Something like 23 years ago I checked out a copy of Press et al Numerical Recipes in C from the university's library. There was a lot of cool stuff in that book, but there's a passage that has stuck with me over the years, page 173 here:
We assume that you know enough never to evaluate a polynomial this
way:
p=c[0]+c[1]*x+c[2]*x*x+c[3]*x*x*x+c[4]*x*x*x*x;
or (even worse!),
p=c[0]+c[1]*x+c[2]*pow(x,2.0)+c[3]*pow(x,3.0)+c[4]*pow(x,4.0);
Come the (computer) revolution, all persons found guilty of such
criminal behavior will be summarily executed, and their programs won't
be! It is a matter of taste, however, whether to write
p = c[0]+x*(c[1]+x*(c[2]+x*(c[3]+x*c[4])));
or
p = (((c[4]*x+c[3])*x+c[2])*x+c[1])*x+c[0];
So if you are really worried about performance, you want to try that, the differences will be huge for higher degree polynomials:
In [24]: fast_f = lambda m, x: m[3] + x*(m[1] + x*(m[2] + x*m[3]))
In [25]: %timeit f(m, 12)
1000000 loops, best of 3: 478 ns per loop
In [26]: %timeit fast_f(m, 12)
1000000 loops, best of 3: 374 ns per loop
If you want to stick with numpy, there is a newer polynomial class that runs 2x faster than poly1d on my system, but is still much slower than the previous loops:
In [27]: np_fast_poly = np.polynomial.polynomial.Polynomial(m[::-1])

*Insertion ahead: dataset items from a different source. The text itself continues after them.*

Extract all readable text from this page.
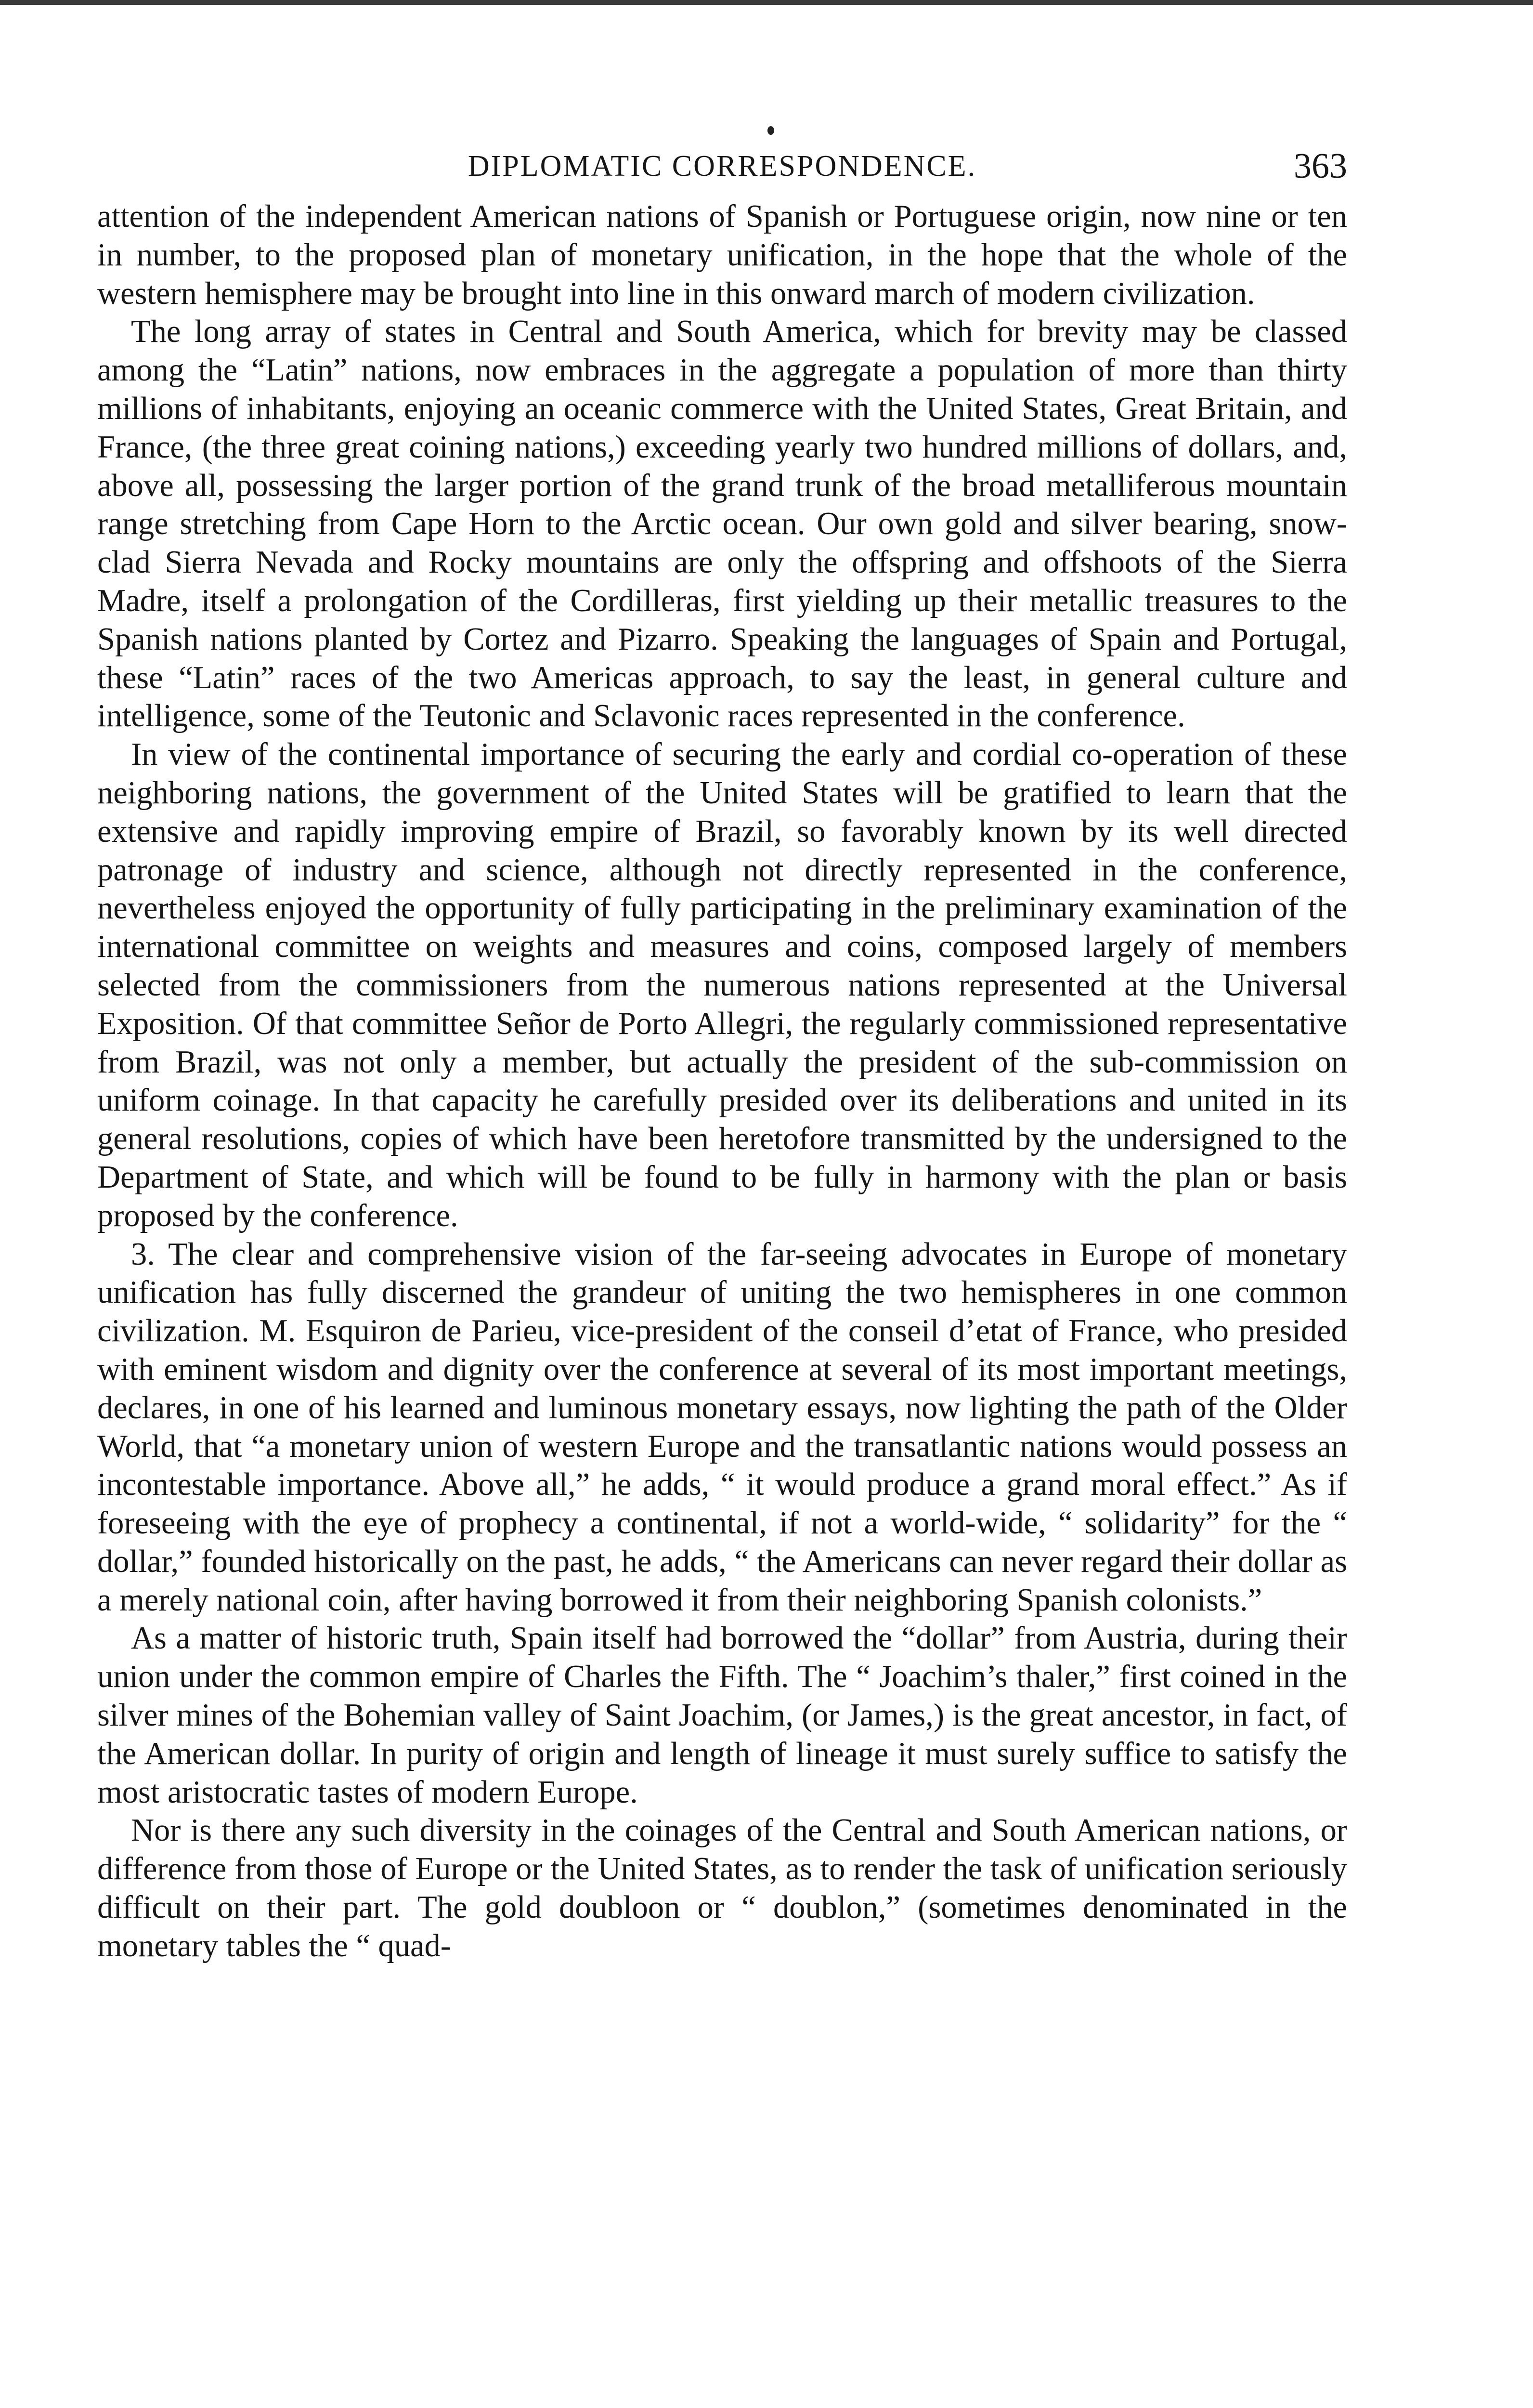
DIPLOMATIC CORRESPONDENCE.	363

attention of the independent American nations of Spanish or Portuguese origin, now nine or ten in number, to the proposed plan of monetary unification, in the hope that the whole of the western hemisphere may be brought into line in this onward march of modern civilization.

The long array of states in Central and South America, which for brevity may be classed among the “Latin” nations, now embraces in the aggregate a population of more than thirty millions of inhabitants, enjoying an oceanic commerce with the United States, Great Britain, and France, (the three great coining nations,) exceeding yearly two hundred millions of dollars, and, above all, possessing the larger portion of the grand trunk of the broad metalliferous mountain range stretching from Cape Horn to the Arctic ocean. Our own gold and silver bearing, snow-clad Sierra Nevada and Rocky mountains are only the offspring and offshoots of the Sierra Madre, itself a prolongation of the Cordilleras, first yielding up their metallic treasures to the Spanish nations planted by Cortez and Pizarro. Speaking the languages of Spain and Portugal, these “Latin” races of the two Americas approach, to say the least, in general culture and intelligence, some of the Teutonic and Sclavonic races represented in the conference.

In view of the continental importance of securing the early and cordial co-operation of these neighboring nations, the government of the United States will be gratified to learn that the extensive and rapidly improving empire of Brazil, so favorably known by its well directed patronage of industry and science, although not directly represented in the conference, nevertheless enjoyed the opportunity of fully participating in the preliminary examination of the international committee on weights and measures and coins, composed largely of members selected from the commissioners from the numerous nations represented at the Universal Exposition. Of that committee Señor de Porto Allegri, the regularly commissioned representative from Brazil, was not only a member, but actually the president of the sub-commission on uniform coinage. In that capacity he carefully presided over its deliberations and united in its general resolutions, copies of which have been heretofore transmitted by the undersigned to the Department of State, and which will be found to be fully in harmony with the plan or basis proposed by the conference.

3. The clear and comprehensive vision of the far-seeing advocates in Europe of monetary unification has fully discerned the grandeur of uniting the two hemispheres in one common civilization. M. Esquiron de Parieu, vice-president of the conseil d’etat of France, who presided with eminent wisdom and dignity over the conference at several of its most important meetings, declares, in one of his learned and luminous monetary essays, now lighting the path of the Older World, that “a monetary union of western Europe and the transatlantic nations would possess an incontestable importance. Above all,” he adds, “ it would produce a grand moral effect.” As if foreseeing with the eye of prophecy a continental, if not a world-wide, “ solidarity” for the “ dollar,” founded historically on the past, he adds, “ the Americans can never regard their dollar as a merely national coin, after having borrowed it from their neighboring Spanish colonists.”

As a matter of historic truth, Spain itself had borrowed the “dollar” from Austria, during their union under the common empire of Charles the Fifth. The “ Joachim’s thaler,” first coined in the silver mines of the Bohemian valley of Saint Joachim, (or James,) is the great ancestor, in fact, of the American dollar. In purity of origin and length of lineage it must surely suffice to satisfy the most aristocratic tastes of modern Europe.

Nor is there any such diversity in the coinages of the Central and South American nations, or difference from those of Europe or the United States, as to render the task of unification seriously difficult on their part. The gold doubloon or “ doublon,” (sometimes denominated in the monetary tables the “ quad-
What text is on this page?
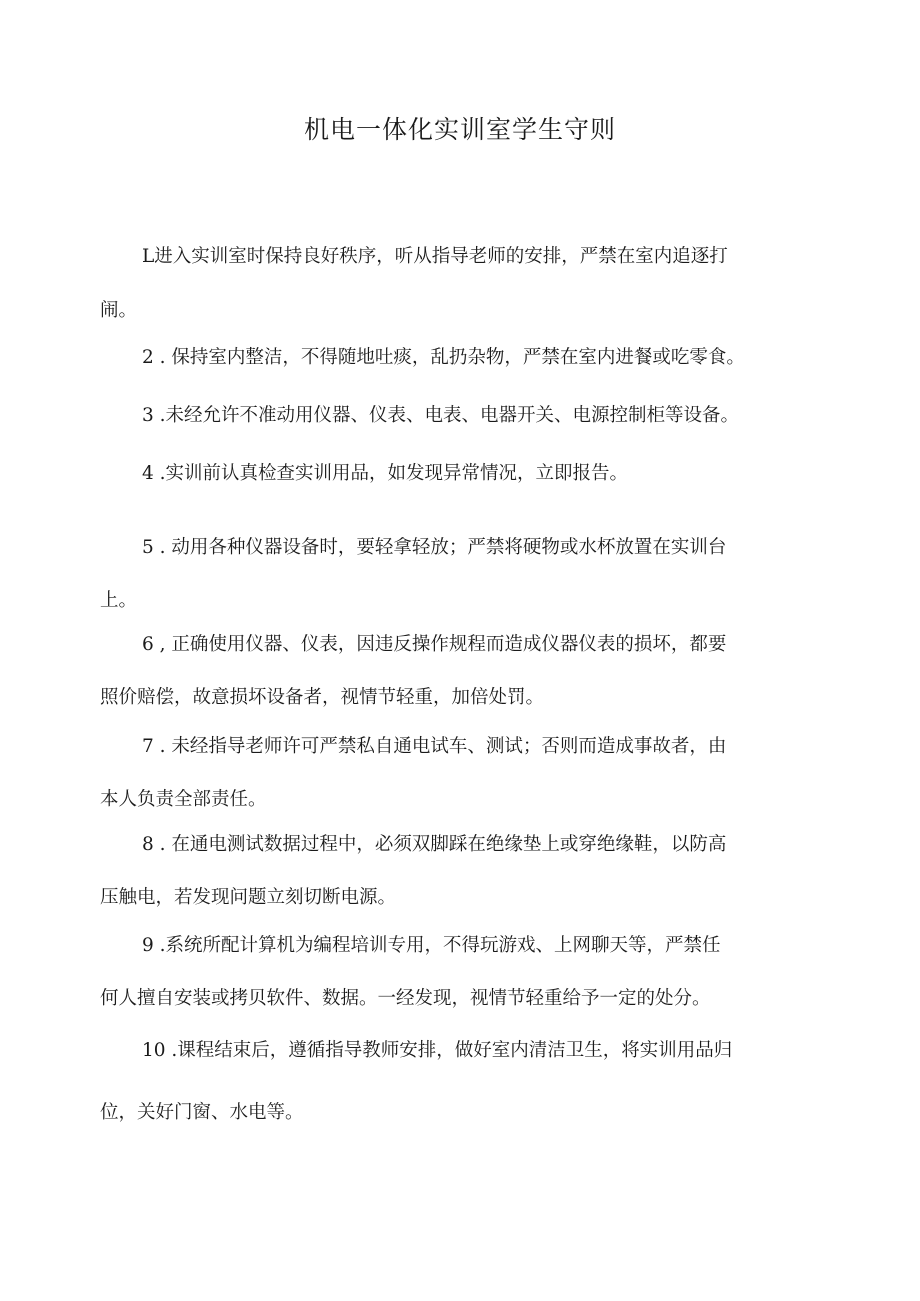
机电一体化实训室学生守则

L进入实训室时保持良好秩序，听从指导老师的安排，严禁在室内追逐打
闹。

2 . 保持室内整洁，不得随地吐痰，乱扔杂物，严禁在室内进餐或吃零食。

3 .未经允许不准动用仪器、仪表、电表、电器开关、电源控制柜等设备。

4 .实训前认真检查实训用品，如发现异常情况，立即报告。

5 . 动用各种仪器设备时，要轻拿轻放；严禁将硬物或水杯放置在实训台
上。

6 , 正确使用仪器、仪表，因违反操作规程而造成仪器仪表的损坏，都要
照价赔偿，故意损坏设备者，视情节轻重，加倍处罚。

7 . 未经指导老师许可严禁私自通电试车、测试；否则而造成事故者，由
本人负责全部责任。

8 . 在通电测试数据过程中，必须双脚踩在绝缘垫上或穿绝缘鞋，以防高
压触电，若发现问题立刻切断电源。

9 .系统所配计算机为编程培训专用，不得玩游戏、上网聊天等，严禁任
何人擅自安装或拷贝软件、数据。一经发现，视情节轻重给予一定的处分。

10 .课程结束后，遵循指导教师安排，做好室内清洁卫生，将实训用品归
位，关好门窗、水电等。
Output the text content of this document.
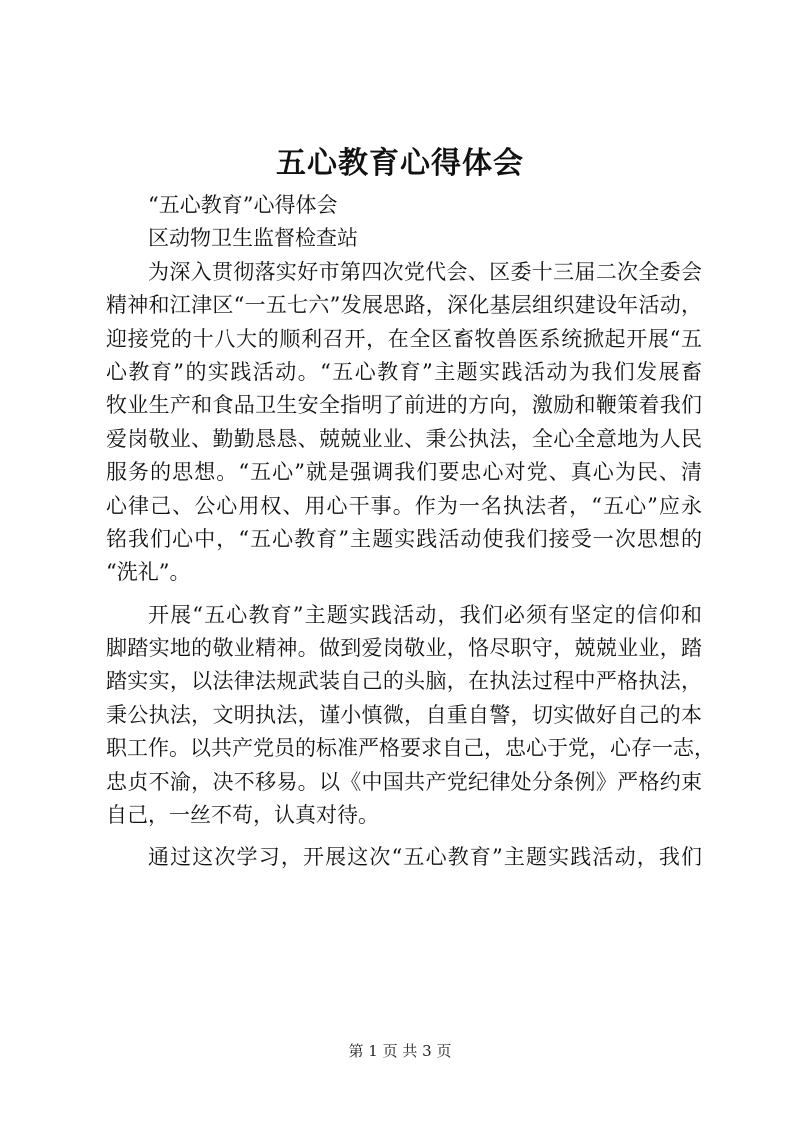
五心教育心得体会
“五心教育”心得体会
区动物卫生监督检查站
为深入贯彻落实好市第四次党代会、区委十三届二次全委会
精神和江津区“一五七六”发展思路，深化基层组织建设年活动，
迎接党的十八大的顺利召开，在全区畜牧兽医系统掀起开展“五
心教育”的实践活动。“五心教育”主题实践活动为我们发展畜
牧业生产和食品卫生安全指明了前进的方向，激励和鞭策着我们
爱岗敬业、勤勤恳恳、兢兢业业、秉公执法，全心全意地为人民
服务的思想。“五心”就是强调我们要忠心对党、真心为民、清
心律己、公心用权、用心干事。作为一名执法者，“五心”应永
铭我们心中，“五心教育”主题实践活动使我们接受一次思想的
“洗礼”。
开展“五心教育”主题实践活动，我们必须有坚定的信仰和
脚踏实地的敬业精神。做到爱岗敬业，恪尽职守，兢兢业业，踏
踏实实，以法律法规武装自己的头脑，在执法过程中严格执法，
秉公执法，文明执法，谨小慎微，自重自警，切实做好自己的本
职工作。以共产党员的标准严格要求自己，忠心于党，心存一志，
忠贞不渝，决不移易。以《中国共产党纪律处分条例》严格约束
自己，一丝不苟，认真对待。
通过这次学习，开展这次“五心教育”主题实践活动，我们
第 1 页 共 3 页
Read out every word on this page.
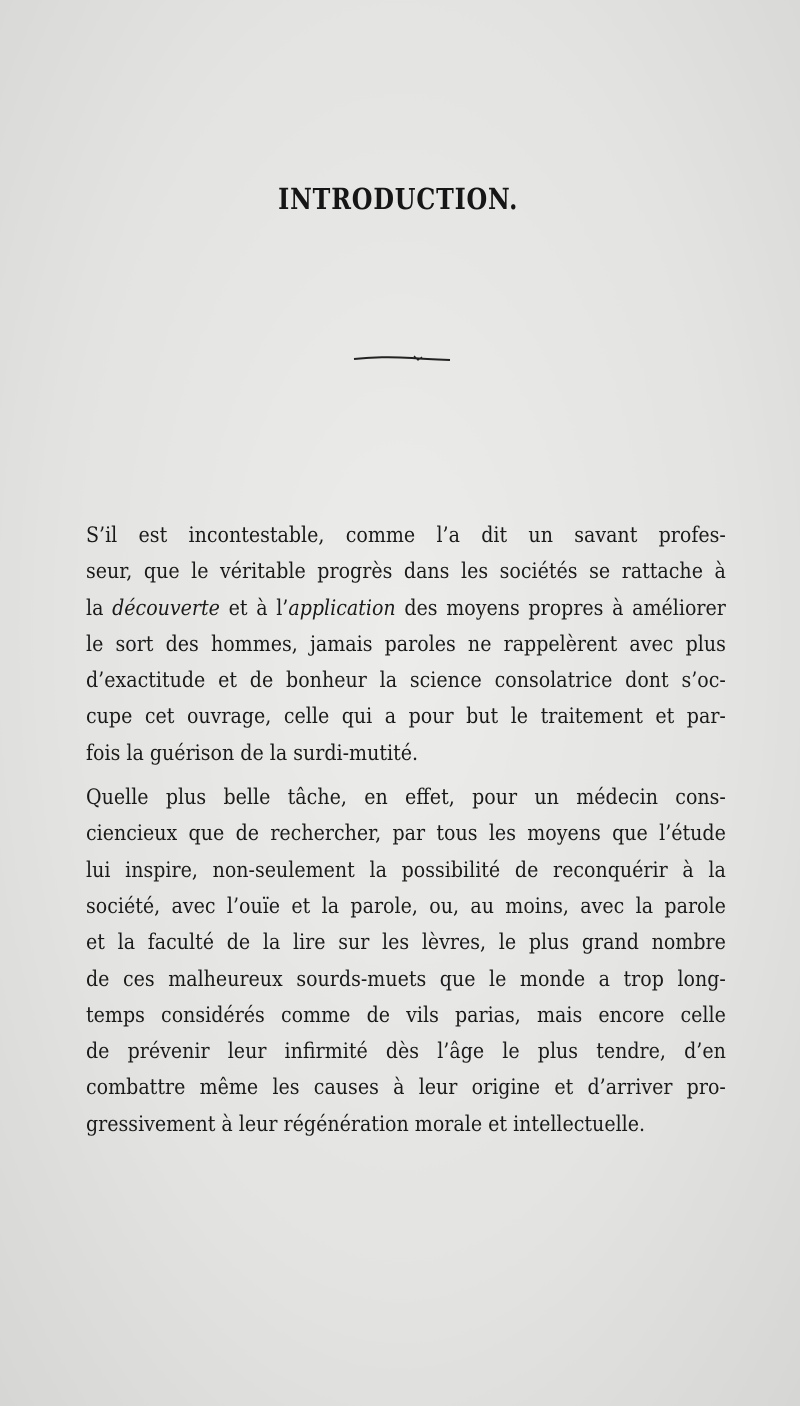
INTRODUCTION.
S’il est incontestable, comme l’a dit un savant profes-
seur, que le véritable progrès dans les sociétés se rattache à
la découverte et à l’application des moyens propres à améliorer
le sort des hommes, jamais paroles ne rappelèrent avec plus
d’exactitude et de bonheur la science consolatrice dont s’oc-
cupe cet ouvrage, celle qui a pour but le traitement et par-
fois la guérison de la surdi-mutité.
Quelle plus belle tâche, en effet, pour un médecin cons-
ciencieux que de rechercher, par tous les moyens que l’étude
lui inspire, non-seulement la possibilité de reconquérir à la
société, avec l’ouïe et la parole, ou, au moins, avec la parole
et la faculté de la lire sur les lèvres, le plus grand nombre
de ces malheureux sourds-muets que le monde a trop long-
temps considérés comme de vils parias, mais encore celle
de prévenir leur infirmité dès l’âge le plus tendre, d’en
combattre même les causes à leur origine et d’arriver pro-
gressivement à leur régénération morale et intellectuelle.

In [28]: %timeit np_poly(12)
100000 loops, best of 3: 15.4 us per loop
In [29]: %timeit np_fast_poly(12)
100000 loops, best of 3: 8.01 us per loop
Well, looking at the implementation of polyval (which is the function eventually being called when you eval a poly1d), it seems weird the implementor decided to include an explicit loop... From the source of numpy 1.6.2:
def polyval(p, x):
p = NX.asarray(p)
if isinstance(x, poly1d):
y = 0
else:
x = NX.asarray(x)
y = NX.zeros_like(x)
for i in range(len(p)):
y = x * y + p[i]
return y
On one hand, avoiding the power operation should be advantageous speed-wise, on the other hand, the python-level loop pretty much screws things up.
Here's an alternative numpy-ish implemenation:
POW = np.arange(100)[::-1]
def g(m, x):
return np.dot(m, x ** POW[m.size : ])
For speed, I avoid recreating the power array on each call. Also, to be fair when benchmarking against numpy, you should start with numpy arrays, not lists, to avoid the penalty of converting the list to numpy on each call.
So, when adding m = np.array(m), my g above only runs about 50% slower than your f.
Despite being slower on the example you posted, for evaluating a low-degree polynomial on a scalar x, you really can't do much faster than an explict implemenation (like your f) (of course you can, but probably not by much without resorting to writing lower-level code). However, for higher degrees (where you have to replace you explict expression with some sort of a loop), the numpy approach (e.g. g) would prove much faster as the degree increases, and also for vectorized evaluation, i.e. when x is a vector.